If you only need 1gb of RAM to do a job and you end up using 2, that's not "maximising your cache", that's being lazy.
Oh obviously; my point is that if your working set is < your physical memory, there should be *no* paging, which is vacuously true. So granting that the OS has stuff in it that while you're using it is going to take up a chunk of memory, I'd like that memory to be resident when there's nothing else that needs it. If the OS is now speculatively not pulling in stuff that I may well need (that can be instantly paged out if it is never touched), and when I do need it I have to wait for it to get paged in, that's a step backwards.
And while your usage model may change, it's almost certainly remarkably predictable when you look at memory accesses on a page table level. That's why "boot time optimization" is so important, and there's no good reason why that sort of thing can't empirically/heuristically apply to other applications, which is what the Vista pre-fetcher is taking advantage of.
That aside, as far as desktop stuff goes, there just aren't performance issues at all on modern hardware.

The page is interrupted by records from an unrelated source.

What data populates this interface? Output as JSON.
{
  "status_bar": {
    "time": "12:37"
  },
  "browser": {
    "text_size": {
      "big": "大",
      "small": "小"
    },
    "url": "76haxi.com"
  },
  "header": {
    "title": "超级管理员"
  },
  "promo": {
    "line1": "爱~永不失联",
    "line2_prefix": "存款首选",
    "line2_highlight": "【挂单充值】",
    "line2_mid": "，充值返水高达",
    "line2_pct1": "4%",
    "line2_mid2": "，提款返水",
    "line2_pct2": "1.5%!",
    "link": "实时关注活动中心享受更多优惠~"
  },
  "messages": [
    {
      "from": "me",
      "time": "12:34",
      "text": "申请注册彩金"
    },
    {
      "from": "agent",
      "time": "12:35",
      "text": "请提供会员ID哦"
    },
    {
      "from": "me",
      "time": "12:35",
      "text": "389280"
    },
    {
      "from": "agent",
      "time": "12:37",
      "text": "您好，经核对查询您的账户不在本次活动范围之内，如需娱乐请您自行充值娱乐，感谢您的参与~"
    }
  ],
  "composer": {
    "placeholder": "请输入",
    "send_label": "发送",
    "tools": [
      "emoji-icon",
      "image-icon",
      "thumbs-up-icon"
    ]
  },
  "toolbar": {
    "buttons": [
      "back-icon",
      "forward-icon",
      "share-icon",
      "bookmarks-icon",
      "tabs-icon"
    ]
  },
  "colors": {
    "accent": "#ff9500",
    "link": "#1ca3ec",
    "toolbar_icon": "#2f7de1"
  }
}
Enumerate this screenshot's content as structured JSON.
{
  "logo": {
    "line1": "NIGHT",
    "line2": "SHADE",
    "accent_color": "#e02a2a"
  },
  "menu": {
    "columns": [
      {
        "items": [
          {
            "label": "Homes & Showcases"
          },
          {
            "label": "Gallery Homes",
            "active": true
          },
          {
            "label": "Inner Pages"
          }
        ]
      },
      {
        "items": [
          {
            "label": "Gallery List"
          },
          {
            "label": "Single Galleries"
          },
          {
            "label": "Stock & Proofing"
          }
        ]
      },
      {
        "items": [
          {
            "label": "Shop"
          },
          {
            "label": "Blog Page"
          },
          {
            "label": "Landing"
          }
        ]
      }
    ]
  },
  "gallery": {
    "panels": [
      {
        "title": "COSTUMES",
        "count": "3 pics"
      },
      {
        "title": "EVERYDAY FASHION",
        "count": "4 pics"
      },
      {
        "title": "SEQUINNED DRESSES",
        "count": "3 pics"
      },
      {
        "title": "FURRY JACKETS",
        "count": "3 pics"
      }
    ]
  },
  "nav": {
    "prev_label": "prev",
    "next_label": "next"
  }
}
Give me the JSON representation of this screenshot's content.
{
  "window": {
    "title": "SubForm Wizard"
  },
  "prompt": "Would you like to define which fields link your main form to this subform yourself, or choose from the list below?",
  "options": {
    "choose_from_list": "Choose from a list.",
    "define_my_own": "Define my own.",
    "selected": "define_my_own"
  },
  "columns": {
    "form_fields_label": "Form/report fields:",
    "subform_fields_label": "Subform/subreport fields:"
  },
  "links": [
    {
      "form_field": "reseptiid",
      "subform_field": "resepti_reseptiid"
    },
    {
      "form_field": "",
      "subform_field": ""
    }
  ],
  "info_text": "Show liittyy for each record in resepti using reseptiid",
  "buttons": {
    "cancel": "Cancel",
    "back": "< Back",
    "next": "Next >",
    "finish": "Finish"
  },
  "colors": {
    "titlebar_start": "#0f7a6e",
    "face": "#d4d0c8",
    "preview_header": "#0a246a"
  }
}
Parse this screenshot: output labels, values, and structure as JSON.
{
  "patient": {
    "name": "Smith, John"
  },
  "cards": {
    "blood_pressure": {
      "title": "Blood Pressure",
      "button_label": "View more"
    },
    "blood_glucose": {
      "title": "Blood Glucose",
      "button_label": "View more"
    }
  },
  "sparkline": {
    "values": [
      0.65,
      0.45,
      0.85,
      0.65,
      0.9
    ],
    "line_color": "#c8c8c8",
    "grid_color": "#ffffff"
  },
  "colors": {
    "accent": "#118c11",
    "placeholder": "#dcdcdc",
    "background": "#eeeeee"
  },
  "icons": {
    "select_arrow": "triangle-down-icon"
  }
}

Any Core 2 with 2GB RAM (or even 4... it's <$50 now!) and a $10 graphics card shouldn't be seeing any discernible slowdown in typical user applications. I don't see how you'd be seeing any differences with your custom build unless you're running on fairly low-end hardware.
Also liking the
anecdotal Win7 evidence.
Cool! And actually that's precisely the type of data that - while anecdotal - is a lot more useful than Task Manager numbers after boot.
If possible, OS should also keep some memory unused in the anticipation of a new process being launched or the existing, active process acquiring more resources (not being forced to page out to make room for new data improves UX).
Ah, but clean (not dirty) physical memory pages are "free" to page out, so excepting trade-offs with pre-fetching IO and so forth, it's always better to have "potentially something useful" there rather than "guaranteed nothing useful".
First: knowing how much memory background services are consuming is an indication (not 100% reliable but a reasonable one) of how much physical memory will be available to your foreground app.
I disagree with this. The OS needs to allocate lots of virtual address space for various things - and even uses a good chunk of that while it's compositing the desktop for instance - but for instance if a full screen game is running it rarely needs to touch any of this memory and it can be safely paged out. Even for a non-game/non-exclusive mode application there is a much smaller working set of the OS that should need to be touched than if the user is actively interacting with OS-level services.
(Note that there was a very similar situation when the .NET-based control panels launched with the ATI drivers and people freaked out about the numbers in the task manager, while in reality all of that memory was efficiently paged out when required.)
Second: knowing how working sets in Win7 compare to working sets in Vista can give you some idea of how the load of background tasks changed.
Maybe, but nothing says that in Win7 the processes that are presumably using less memory after boot aren't just going to go ahead and allocate/start using an arbitrarily large amount of memory when their services are called upon. For instance one could theoretically "save" a chunk of memory by delay-loading most of the OS services, but it's not actually solving any problems and is indeed slowing things down in the long run.
Again I'm not sure much can be gleaned from looking at a snapshot of virtual/physical memory resources after boot. As an application/service writer, I could make that look arbitrarily different with no relation to system responsiveness (either idle or under load).
There are at least two more important things to consider: the amount of IO generated by background threads and whether or not there are some improvements in "idle state" detection.
I too would love to see info on that sort of thing in Windows 7, but I'd like to see the theory first. There are just too many variables to consider in a modern OS/virtual memory implementation for a few performance counters to be very meaningful IMHO.